Antler Stadium
- Interactive map of Antler Stadium
- Full name: Tivy Antler Stadium
- Location: 1310 Sidney Baker Street, Kerrville, Texas, 78028
- Coordinates: 30°03′24″N 99°07′55″W﻿ / ﻿30.0568°N 99.1319°W
- Owner: Kerrville ISD
- Operator: Kerrville ISD
- Capacity: 6,000
- Surface: Omnigrass synthetic turf

Construction
- Opened: 1945
- Renovated: 2014

Tenants
- Tivy High School (UIL) (1945–present) Schreiner Mountaineers (NCAA) (2026–present)

= Antler Stadium =

Stadium in Mesquite, Texas

Antler Stadium is a stadium located in Kerrville, Texas. It is owned and operated by the Kerrville Independent School District and serves as the home stadium for the Tivy High School Antlers and the Schreiner Mountaineers college football team. Antler stadium is primarily used for football, but is also used for soccer and track and field.

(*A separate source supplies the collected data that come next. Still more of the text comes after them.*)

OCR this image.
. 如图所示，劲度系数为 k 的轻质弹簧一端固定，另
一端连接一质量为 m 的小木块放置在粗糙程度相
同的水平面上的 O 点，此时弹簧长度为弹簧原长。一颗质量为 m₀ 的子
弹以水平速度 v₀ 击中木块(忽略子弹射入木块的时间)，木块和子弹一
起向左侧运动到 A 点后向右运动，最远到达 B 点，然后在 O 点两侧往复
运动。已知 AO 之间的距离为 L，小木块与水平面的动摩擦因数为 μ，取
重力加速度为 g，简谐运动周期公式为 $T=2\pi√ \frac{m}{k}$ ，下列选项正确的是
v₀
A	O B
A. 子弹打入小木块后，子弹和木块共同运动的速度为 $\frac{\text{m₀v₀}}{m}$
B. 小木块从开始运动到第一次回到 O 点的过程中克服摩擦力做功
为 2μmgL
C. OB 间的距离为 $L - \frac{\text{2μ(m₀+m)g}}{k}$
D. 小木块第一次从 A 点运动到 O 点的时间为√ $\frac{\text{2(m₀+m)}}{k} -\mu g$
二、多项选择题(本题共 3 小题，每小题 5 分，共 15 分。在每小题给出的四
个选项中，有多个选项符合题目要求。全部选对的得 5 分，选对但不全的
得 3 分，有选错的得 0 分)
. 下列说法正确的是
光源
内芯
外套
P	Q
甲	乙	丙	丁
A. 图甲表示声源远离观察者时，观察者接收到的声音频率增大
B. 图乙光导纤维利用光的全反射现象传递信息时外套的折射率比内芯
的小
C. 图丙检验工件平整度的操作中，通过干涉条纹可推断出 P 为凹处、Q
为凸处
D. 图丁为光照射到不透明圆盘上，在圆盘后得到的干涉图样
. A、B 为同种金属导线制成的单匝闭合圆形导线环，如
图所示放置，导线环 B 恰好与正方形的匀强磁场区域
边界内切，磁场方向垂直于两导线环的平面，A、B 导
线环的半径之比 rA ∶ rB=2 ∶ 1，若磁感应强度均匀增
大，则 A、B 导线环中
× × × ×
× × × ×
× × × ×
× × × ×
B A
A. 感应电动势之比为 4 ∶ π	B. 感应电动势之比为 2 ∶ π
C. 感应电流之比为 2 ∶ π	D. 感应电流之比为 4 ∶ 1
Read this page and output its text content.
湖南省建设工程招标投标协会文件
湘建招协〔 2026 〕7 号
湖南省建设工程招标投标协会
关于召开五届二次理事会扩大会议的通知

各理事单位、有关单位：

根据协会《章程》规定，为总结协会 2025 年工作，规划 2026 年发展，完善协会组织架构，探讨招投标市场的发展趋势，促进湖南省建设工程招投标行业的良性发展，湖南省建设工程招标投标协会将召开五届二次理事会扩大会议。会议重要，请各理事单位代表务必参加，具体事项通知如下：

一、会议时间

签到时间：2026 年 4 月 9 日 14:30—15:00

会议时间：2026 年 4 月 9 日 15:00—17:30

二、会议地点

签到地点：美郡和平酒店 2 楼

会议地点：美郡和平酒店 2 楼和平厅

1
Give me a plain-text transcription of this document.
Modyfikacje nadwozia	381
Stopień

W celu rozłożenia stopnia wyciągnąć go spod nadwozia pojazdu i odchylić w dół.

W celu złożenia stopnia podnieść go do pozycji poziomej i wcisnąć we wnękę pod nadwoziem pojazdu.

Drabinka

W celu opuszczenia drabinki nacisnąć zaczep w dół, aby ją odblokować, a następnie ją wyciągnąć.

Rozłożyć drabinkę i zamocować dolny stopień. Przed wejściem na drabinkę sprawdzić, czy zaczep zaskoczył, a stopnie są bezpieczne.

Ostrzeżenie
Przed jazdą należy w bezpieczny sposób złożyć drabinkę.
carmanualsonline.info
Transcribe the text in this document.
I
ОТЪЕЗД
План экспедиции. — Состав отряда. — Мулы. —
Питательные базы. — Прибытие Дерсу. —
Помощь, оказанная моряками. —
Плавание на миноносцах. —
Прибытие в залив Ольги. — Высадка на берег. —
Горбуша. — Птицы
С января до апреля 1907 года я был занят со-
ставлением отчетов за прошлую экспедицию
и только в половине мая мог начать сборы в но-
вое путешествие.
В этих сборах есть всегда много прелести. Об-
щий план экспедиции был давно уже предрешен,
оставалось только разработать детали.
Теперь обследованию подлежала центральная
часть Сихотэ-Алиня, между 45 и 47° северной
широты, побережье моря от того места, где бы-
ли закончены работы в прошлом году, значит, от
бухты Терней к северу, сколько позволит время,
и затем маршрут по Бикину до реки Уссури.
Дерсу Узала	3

Following the July 2025 floods throughout the Texas Hill Country, Antler Stadium was used as a volunteer hub for cleanup and recovery. During the Antlers' 2025 football season opener at Antler Stadium, the players wore special jerseys with "First Responder" on the nameplate to honor the first responders and volunteers who worked during the floods.